Africa’s AI sector may account for just 2.5% of the global market, but momentum is building fast. Valued at $4.51 billion in 2025 and projected to hit $16.53 billion by 2030, the continent’s AI ecosystem is attracting unprecedented funding, with eight early-stage startups raising over $1 million each this year.
Investor appetite has been boosted by a 78% year-on-year jump in overall African tech funding, marking a rebound from the 2023–2024 slump. The rise of open-weight and open-source AI models like DeepSeek and OpenAI’s gpt-oss is helping reduce infrastructure costs, enabling African startups to scale AI applications in logistics, healthcare, fintech, customer service, and energy.
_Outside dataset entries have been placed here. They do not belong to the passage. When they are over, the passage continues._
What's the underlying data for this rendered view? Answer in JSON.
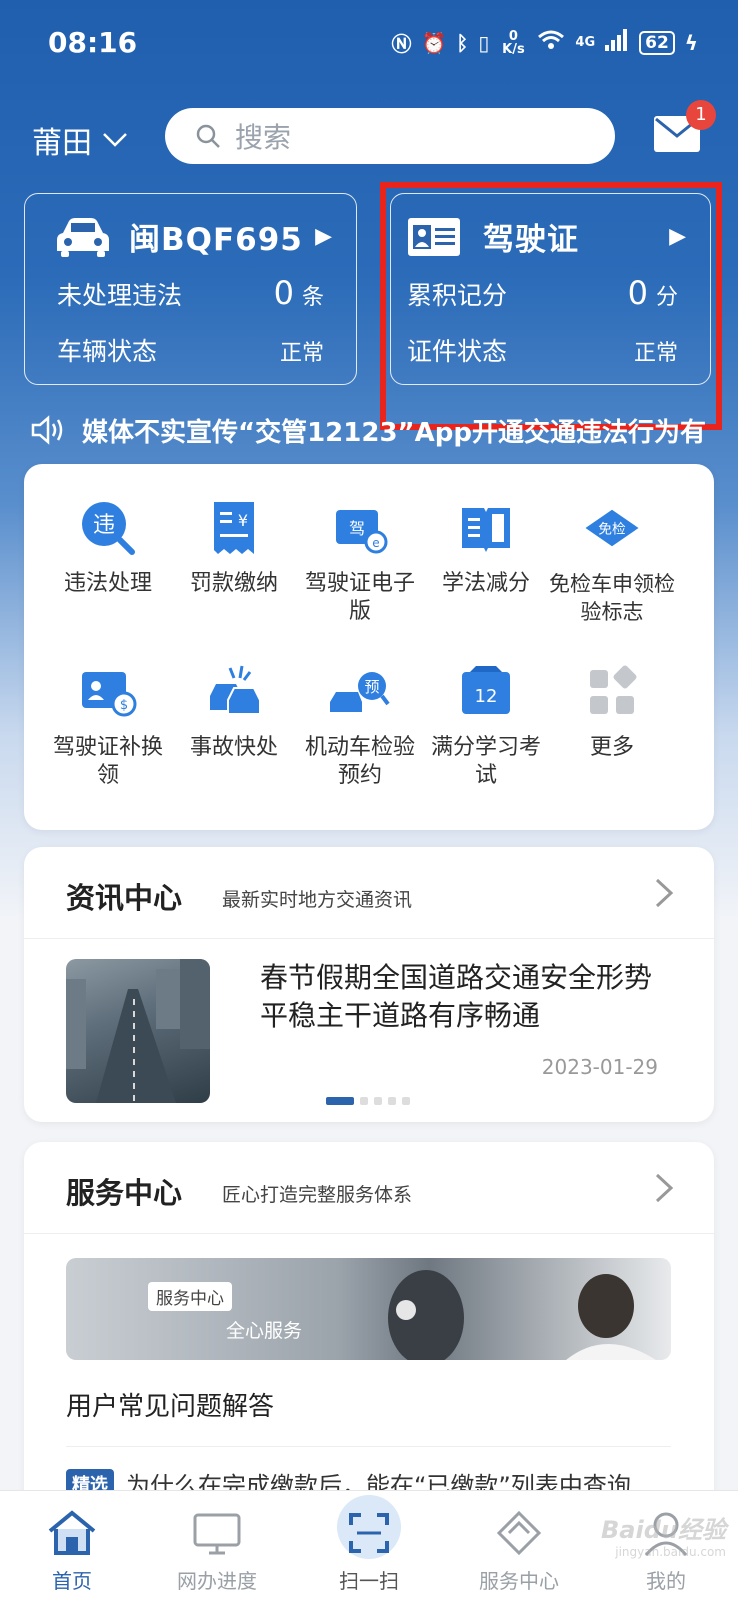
{
  "status_bar": {
    "time": "08:16",
    "net_speed": "0 K/s",
    "network": "4G",
    "battery": "62"
  },
  "top_bar": {
    "city": "莆田",
    "search_placeholder": "搜索",
    "mail_badge": "1"
  },
  "vehicle_card": {
    "plate": "闽BQF695",
    "row1_label": "未处理违法",
    "row1_value": "0",
    "row1_unit": "条",
    "row2_label": "车辆状态",
    "row2_value": "正常"
  },
  "license_card": {
    "title": "驾驶证",
    "row1_label": "累积记分",
    "row1_value": "0",
    "row1_unit": "分",
    "row2_label": "证件状态",
    "row2_value": "正常"
  },
  "ticker": {
    "text": "媒体不实宣传“交管12123”App开通交通违法行为有"
  },
  "services": [
    {
      "label": "违法处理",
      "icon": "violation-search-icon"
    },
    {
      "label": "罚款缴纳",
      "icon": "fine-receipt-icon"
    },
    {
      "label": "驾驶证电子版",
      "icon": "e-license-icon"
    },
    {
      "label": "学法减分",
      "icon": "book-icon"
    },
    {
      "label": "免检车申领检验标志",
      "icon": "exempt-badge-icon",
      "badge": "免检"
    },
    {
      "label": "驾驶证补换领",
      "icon": "license-exchange-icon"
    },
    {
      "label": "事故快处",
      "icon": "accident-icon"
    },
    {
      "label": "机动车检验预约",
      "icon": "inspection-booking-icon",
      "badge": "预"
    },
    {
      "label": "满分学习考试",
      "icon": "calendar-12-icon",
      "badge": "12"
    },
    {
      "label": "更多",
      "icon": "more-grid-icon"
    }
  ],
  "news": {
    "title": "资讯中心",
    "subtitle": "最新实时地方交通资讯",
    "headline": "春节假期全国道路交通安全形势平稳主干道路有序畅通",
    "date": "2023-01-29"
  },
  "service_center": {
    "title": "服务中心",
    "subtitle": "匠心打造完整服务体系",
    "banner_tag": "服务中心",
    "banner_slogan": "全心服务",
    "faq_title": "用户常见问题解答",
    "faq_badge": "精选",
    "faq_item": "为什么在完成缴款后，能在“已缴款”列表中查询..."
  },
  "bottom_nav": [
    {
      "label": "首页",
      "active": true
    },
    {
      "label": "网办进度"
    },
    {
      "label": "扫一扫"
    },
    {
      "label": "服务中心"
    },
    {
      "label": "我的"
    }
  ],
  "watermark": {
    "brand": "Baidu经验",
    "domain": "jingyan.baidu.com"
  },
  "colors": {
    "primary": "#2b63ad",
    "highlight_border": "#e8241c",
    "badge": "#e8453c"
  }
}
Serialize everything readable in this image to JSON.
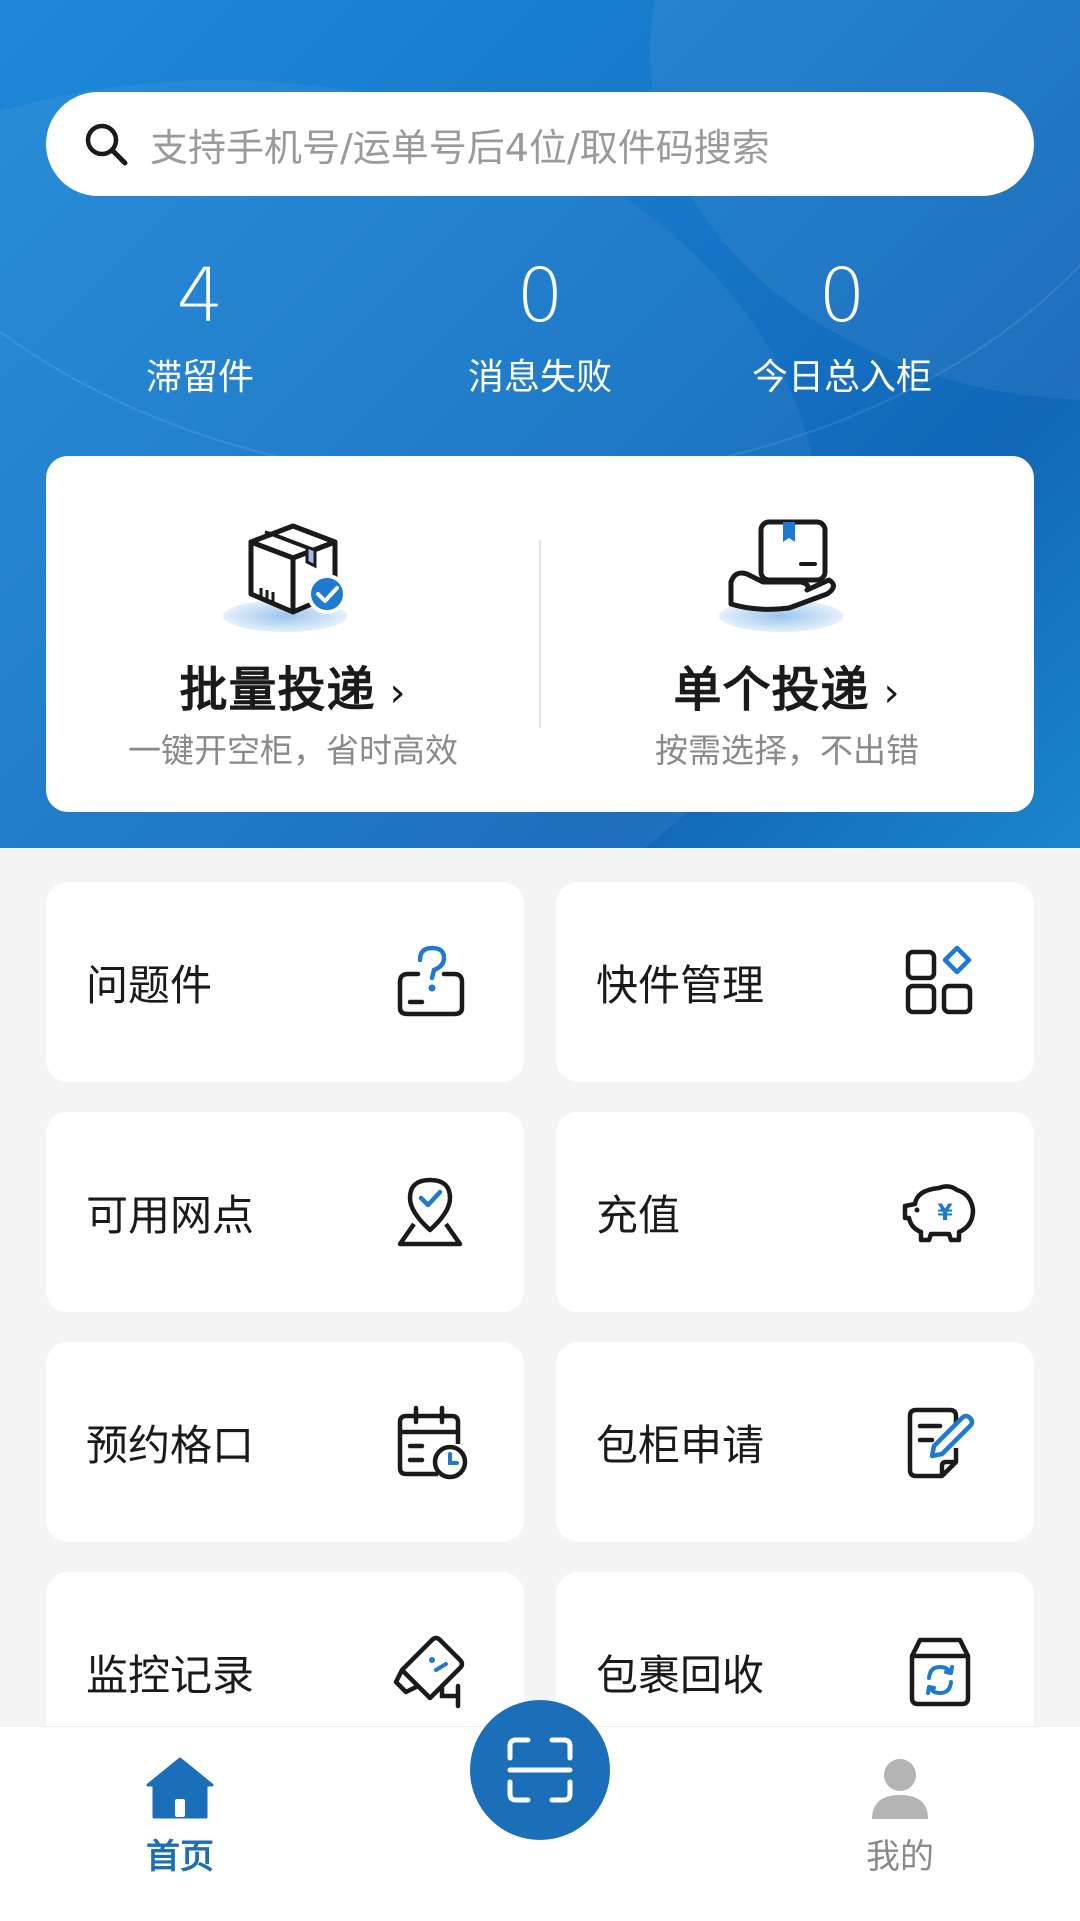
{
  "colors": {
    "primary": "#1a6fb8",
    "hero_bg": "#1677c8",
    "accent_icon": "#1e7ad0",
    "inactive": "#8a8a8a"
  },
  "search": {
    "placeholder": "支持手机号/运单号后4位/取件码搜索",
    "icon": "search-icon"
  },
  "stats": [
    {
      "value": "4",
      "label": "滞留件"
    },
    {
      "value": "0",
      "label": "消息失败"
    },
    {
      "value": "0",
      "label": "今日总入柜"
    }
  ],
  "delivery": {
    "batch": {
      "title": "批量投递",
      "subtitle": "一键开空柜，省时高效",
      "icon": "package-check-icon"
    },
    "single": {
      "title": "单个投递",
      "subtitle": "按需选择，不出错",
      "icon": "hand-package-icon"
    },
    "chevron": "›"
  },
  "grid": [
    {
      "label": "问题件",
      "icon": "question-box-icon"
    },
    {
      "label": "快件管理",
      "icon": "apps-grid-icon"
    },
    {
      "label": "可用网点",
      "icon": "location-check-icon"
    },
    {
      "label": "充值",
      "icon": "piggy-bank-icon"
    },
    {
      "label": "预约格口",
      "icon": "calendar-clock-icon"
    },
    {
      "label": "包柜申请",
      "icon": "document-edit-icon"
    },
    {
      "label": "监控记录",
      "icon": "camera-icon"
    },
    {
      "label": "包裹回收",
      "icon": "box-recycle-icon"
    }
  ],
  "tabbar": {
    "home": {
      "label": "首页",
      "icon": "home-icon",
      "active": true
    },
    "scan": {
      "icon": "scan-icon"
    },
    "mine": {
      "label": "我的",
      "icon": "user-icon",
      "active": false
    }
  }
}
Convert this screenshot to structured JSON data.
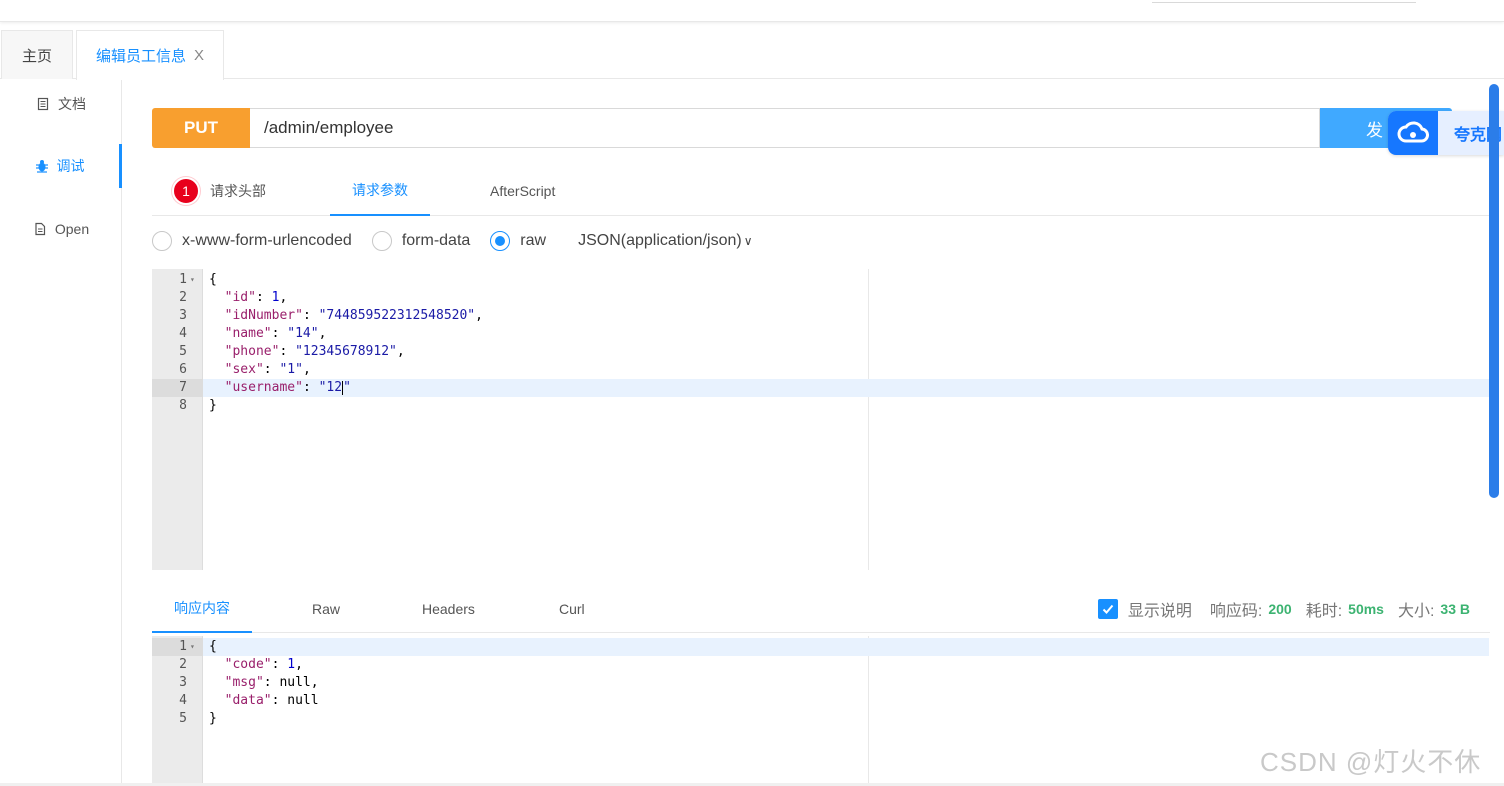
{
  "tabs": {
    "home": "主页",
    "edit": "编辑员工信息",
    "close_glyph": "X"
  },
  "sidebar": {
    "items": [
      {
        "label": "文档",
        "icon": "document-icon"
      },
      {
        "label": "调试",
        "icon": "bug-icon"
      },
      {
        "label": "Open",
        "icon": "file-icon"
      }
    ]
  },
  "request": {
    "method": "PUT",
    "url": "/admin/employee",
    "send_label": "发"
  },
  "overlay": {
    "quark_label": "夸克网"
  },
  "request_tabs": {
    "headers": "请求头部",
    "headers_badge": "1",
    "params": "请求参数",
    "after": "AfterScript"
  },
  "body_types": {
    "urlencoded": "x-www-form-urlencoded",
    "formdata": "form-data",
    "raw": "raw",
    "json": "JSON(application/json)",
    "selected": "raw"
  },
  "request_body": {
    "line_numbers": [
      "1",
      "2",
      "3",
      "4",
      "5",
      "6",
      "7",
      "8"
    ],
    "open": "{",
    "close": "}",
    "fields": [
      {
        "key": "\"id\"",
        "value": "1",
        "type": "number"
      },
      {
        "key": "\"idNumber\"",
        "value": "\"744859522312548520\"",
        "type": "string"
      },
      {
        "key": "\"name\"",
        "value": "\"14\"",
        "type": "string"
      },
      {
        "key": "\"phone\"",
        "value": "\"12345678912\"",
        "type": "string"
      },
      {
        "key": "\"sex\"",
        "value": "\"1\"",
        "type": "string"
      },
      {
        "key": "\"username\"",
        "value": "\"12\"",
        "type": "string"
      }
    ]
  },
  "response_tabs": {
    "content": "响应内容",
    "raw": "Raw",
    "headers": "Headers",
    "curl": "Curl"
  },
  "response_meta": {
    "show_desc": "显示说明",
    "code_label": "响应码:",
    "code": "200",
    "time_label": "耗时:",
    "time": "50ms",
    "size_label": "大小:",
    "size": "33 B"
  },
  "response_body": {
    "line_numbers": [
      "1",
      "2",
      "3",
      "4",
      "5"
    ],
    "open": "{",
    "close": "}",
    "fields": [
      {
        "key": "\"code\"",
        "value": "1",
        "type": "number"
      },
      {
        "key": "\"msg\"",
        "value": "null",
        "type": "null"
      },
      {
        "key": "\"data\"",
        "value": "null",
        "type": "null"
      }
    ]
  },
  "watermark": "CSDN @灯火不休",
  "colors": {
    "accent": "#1890ff",
    "method": "#f89f2f",
    "success": "#3cb371",
    "badge": "#e8001c"
  }
}
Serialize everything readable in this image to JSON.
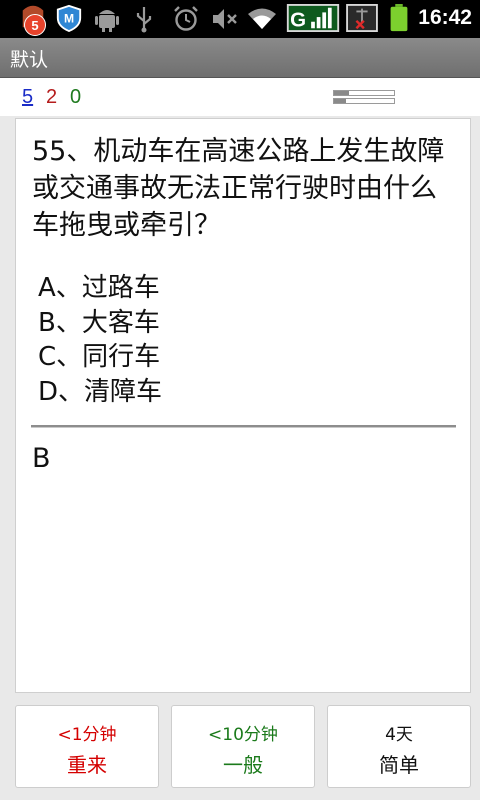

Egypt leads the pack, with three startups benefiting from its early national AI strategy launched in 2021. Standouts include Infinilink ($10M for AI data centre chips), Kera Health ($10M for AI-powered e-health), and Qme ($3M for AI queueing solutions). Other notable raises include Cerebium (South Africa/US, $8.5M), Leta (Kenya, $5M), Widebot AI (Egypt/Saudi Arabia, $3M), NeedEnergy (Zimbabwe, $1.1M), and NOSIBLE (South Africa, $1M).
With local innovation surging and policy support expanding, Africa’s AI startups are positioning themselves to compete globally while solving region-specific challenges.